Tuesday, November 07, 2006

Thanksgiving is coming up! Even though I have a huge exam (the CFA- ugh) December 2nd, I am still planning on eating my face off and drinking a ton of wine- then falling asleep!

Anyone who thinks 'dieting' during Thanksgiving is a smart idea really should reconsider- I have found that if you crave something (like extra stuffing) and you don't eat it, you will regret it as you will binge on it heavily when you cave in eventually. Plus, why put yourself through all of that? Just eat healthy the rest of the week and you will even yourself out- it's really not hard people!!!

I highly recommend getting a heritage turkey this year- I know they are expensive (which is why I still go to my parents house) but man are they worth every penny! The meat is jucier, and it has much more of a 'turkey' flavor than any Butterball or other mass produced turkey you can buy! And if you care about that sort of thing, a free range, organic, heritage turkey is kept and killed in a much more humane way than the 'assembly line' turkey is!

If you can't find, or don't want to pay for a true heritage turkey at least opt for a free-range organic turkey. Trust me, you won't regret spending the extra money this one time a year!

If you are going to go all out and splurge on a turkey- you might as well BRINE IT!!!! I don't care if you get a cheap butterball turkey, but no matter what you get you really really really need to brine your turkey! This is no joke- it will make such an impact on your bird that you will be so amazed you will never think of not brining one again!

Try to remember to brine overnight (I suggest looking up online for brining receipes, as I cannot remember the correct proportions) - get a large cooler and fill it with ice or ice packs. Then get a large garbage bag or two (to stop leaking). Stick the turkey in the brine, cover with ice, and then RINSE before cooking!
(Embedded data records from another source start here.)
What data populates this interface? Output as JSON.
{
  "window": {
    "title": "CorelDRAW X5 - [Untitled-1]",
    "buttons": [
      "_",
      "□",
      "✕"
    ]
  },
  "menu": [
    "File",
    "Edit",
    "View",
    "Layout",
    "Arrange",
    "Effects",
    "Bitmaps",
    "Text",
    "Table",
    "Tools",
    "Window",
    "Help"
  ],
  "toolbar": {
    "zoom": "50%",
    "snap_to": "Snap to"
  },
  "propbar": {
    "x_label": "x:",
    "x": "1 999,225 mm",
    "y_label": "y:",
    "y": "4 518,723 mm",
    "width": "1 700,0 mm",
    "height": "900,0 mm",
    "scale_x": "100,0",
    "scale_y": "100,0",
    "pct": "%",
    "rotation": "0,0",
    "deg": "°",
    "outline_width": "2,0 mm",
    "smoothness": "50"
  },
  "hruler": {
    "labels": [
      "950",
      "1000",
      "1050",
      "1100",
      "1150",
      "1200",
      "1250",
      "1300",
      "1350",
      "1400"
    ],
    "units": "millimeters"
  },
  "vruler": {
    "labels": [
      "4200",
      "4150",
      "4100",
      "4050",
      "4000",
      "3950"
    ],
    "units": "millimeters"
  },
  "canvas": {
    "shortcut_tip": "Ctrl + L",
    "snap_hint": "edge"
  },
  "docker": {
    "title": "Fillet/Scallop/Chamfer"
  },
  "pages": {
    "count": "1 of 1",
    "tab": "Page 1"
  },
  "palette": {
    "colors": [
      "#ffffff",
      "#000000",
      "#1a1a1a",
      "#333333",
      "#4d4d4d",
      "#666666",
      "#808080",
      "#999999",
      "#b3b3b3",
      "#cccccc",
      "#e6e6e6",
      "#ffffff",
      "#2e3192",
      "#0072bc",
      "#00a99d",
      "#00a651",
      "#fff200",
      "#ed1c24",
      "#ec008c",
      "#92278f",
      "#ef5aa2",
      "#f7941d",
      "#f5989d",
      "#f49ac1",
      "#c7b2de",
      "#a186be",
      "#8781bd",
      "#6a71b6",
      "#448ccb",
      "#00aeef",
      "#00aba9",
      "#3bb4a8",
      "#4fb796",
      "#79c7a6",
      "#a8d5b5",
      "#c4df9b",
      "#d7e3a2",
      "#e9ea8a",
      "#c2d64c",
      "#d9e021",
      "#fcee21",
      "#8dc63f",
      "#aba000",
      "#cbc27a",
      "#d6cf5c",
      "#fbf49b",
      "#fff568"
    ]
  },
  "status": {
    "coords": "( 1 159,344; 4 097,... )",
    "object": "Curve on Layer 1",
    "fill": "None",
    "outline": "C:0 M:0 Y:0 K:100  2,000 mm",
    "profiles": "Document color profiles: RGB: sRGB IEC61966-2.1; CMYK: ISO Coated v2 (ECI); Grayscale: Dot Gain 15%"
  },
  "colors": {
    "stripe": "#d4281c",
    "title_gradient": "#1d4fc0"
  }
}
Most brines are just lots of kosher salt, brown sugar, bay leaves, pepper corns, and some other optional ingredients like oranges, etc.

Some hints of cooking your turkey to perfection:
  • Brine it!
  • Remove and let sit for at least a half hour to an hour- to let the meat come to room temp (less cooking time...) BUT:
  • Turn breast side down in a large bowl filled with ice, or find a way to ice just the breast. Keep this way for an hour before cooking. This will keep the breast meat cooler than the dark meat. The reason for this is because white meat has less fat in it, it tends to dry out much faster than dark meat. It also reaches 165 degrees much quicker than the dark meat- so by the time your dark meat is done the white meat is all dried out! Brining and cooling just the white meat will help solve this problem.
  • Find a receipe that starts the turkey at a very high temp (like 450 degrees) to start- then reduces the temp after a half hour or so. This will help 'crisp' the skin,which everyone loves.
  • Coat turkey with canola oil before putting in oven, and sprinkle with kosher salt and ground pepper. Helps crisp skin.
  • If skin looks like it is getting TOO crisp (burning) make sure to place aluminum foil loosely over the area. This will stop the burning and keep the bird cooking!
  • Some people like to flip their turkey halfway through- but find a receipe that explains when to do this.
  • Try not to stuff the Turkey! The reason for this is that the stuffing must come to an internal temp. of 165 in order to kill of germs, just like the meat needs to. Well, since the stuffing is packed in the middle of the turkey it not only takes longer than the meat to cook fully, it also keeps the turkey in the oven longer - meaning the meat will start to dry out! Try it and you will see that your breast meat will probably reach something around 185-190 by the time your stuffing is all done. Some people (my mom much to my dismay) feel the need to stuff the bird anyway- well if you are going to do this make sure to brine it, and possibly chill the breast as described above. This will help compensate somewhat.
  • And use an electric knife! You might not think so now- but as with brining you will wonder how in the world you possibly went without one!

Well thats all I can think of for now- though I am sure you will find lots of other tips online. These are what I try to do every year (and I've been put on turkey duty now, though I let my Dad carve it). Getting a heritage bird, and brining it, have made such a huge difference I am very disapointed when I have turkey made any other way. Try it an see!